My handsaws (30 plus) are all most all set for dry hardwood and will make a cut as smooth or smoother than a table saw. Saw teeth are saw teeth whether on a handsaw plate or a circular saw. The way they are sharpened and put in order is the only thing that effects the cut.

Jay Aubuchon
09-07-2015, 10:14 PM
Much better, try running a stone along the teeth for a pass or two, mask off the plate or just be careful - should 'help' a tiny bit more but that's pretty decent for an 8ppi saw. Did the gentleman who did the sharpening ask whether you'd be cutting green or dry stock (I assume with the amount of set he used, green)?

No, John, he did not ask. But the next time I will be certain to tell him.

By the way, I did make a couple of passes with a stone before making that last test cut. I could try and see what another pass or two would do.

Jay Aubuchon
09-08-2015, 8:53 PM
John, I did make a couple of passes with a stone before that last test cut. I could try a couple more.

The man who did the sharpening did not ask me what I would be cutting. Next time, I will be sure to tell him.

Jim Koepke
09-08-2015, 9:58 PM
The man who did the sharpening did not ask me what I would be cutting. Next time, I will be sure to tell him.

You may also mention you want a minimal set. Better yet is ask him not to set the blade and get your own saw set. It is easier and more predictable to add a little set than it is to remove too much.

jtk

Tony Zaffuto
09-09-2015, 4:47 AM
Having sharpened saws myself as well as sending them out, I find the $8.00 dirt cheap, considering cost of good files and second find the time (albeit not that much if you're just touching up). My first impression is a bit too much set, and I would squeeze very gently, covering the teeth with a couple layers of copy paper in a smooth jaw vise. After years of putzing with saws, a gentle hand squeezing too much set, has yielded me better results than stoning. The trick with squeezing is that it is easy to overdo it-you just want to even the set and if you feel the vise tightening, you've gone to far.

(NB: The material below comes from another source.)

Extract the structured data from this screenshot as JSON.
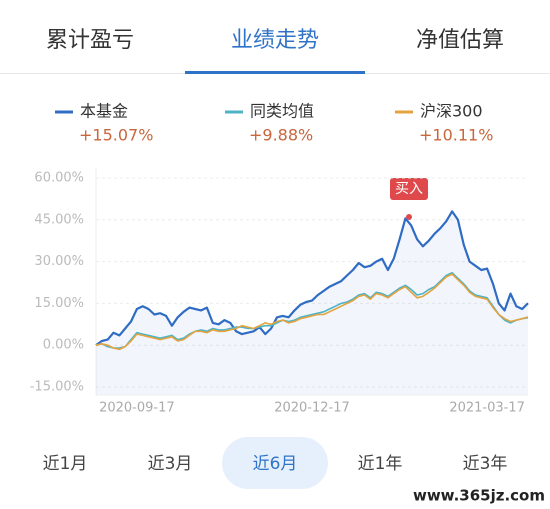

$8.00 per saw????? Hand or machine? Look at the saw and if the saw plate now appears to have a gentle sway to it, or if there is a scratch pattern above the tooth line, it was probably a machine.

Jim Davis
09-09-2015, 9:43 AM
You may also mention you want a minimal set. Better yet is ask him not to set the blade and get your own saw set. It is easier and more predictable to add a little set than it is to remove too much.

jtk

But setting really needs to be done before filing. The setting tool rides on the tips of the teeth and slightly dulls them.

Jim Koepke
09-09-2015, 11:52 AM
But setting really needs to be done before filing. The setting tool rides on the tips of the teeth and slightly dulls them.

Most saws in my experience have been over set.

I haven't had the problem of dulling teeth with a saw set.

jtk

Jay Aubuchon
09-11-2015, 8:34 PM
$8.00 per saw????? Hand or machine? Look at the saw and if the saw plate now appears to have a gentle sway to it, or if there is a scratch pattern above the tooth line, it was probably a machine.

I do not see any sway in the plate, nor do I see any scratch pattern above the tooth line.

Tony Zaffuto
09-12-2015, 5:50 AM
I do not see any sway in the plate, nor do I see any scratch pattern above the tooth line.

Sounds like a hand filed saw to me!

When a saw goes through a Foley re-toother, a slight bend is generally the result. With auto-feed Foley's, right above the toothline, generally a light scratch pattern results from how the machine grips and advances the saw. This does not imply a machine filed saw is inferior, just that a machine filed saw typically has all teeth identical. Some custom saw makers use machines to cut teeth, a few even use them to file the teeth, and just give a swipe or two by hand to give the saw a hand filed feel.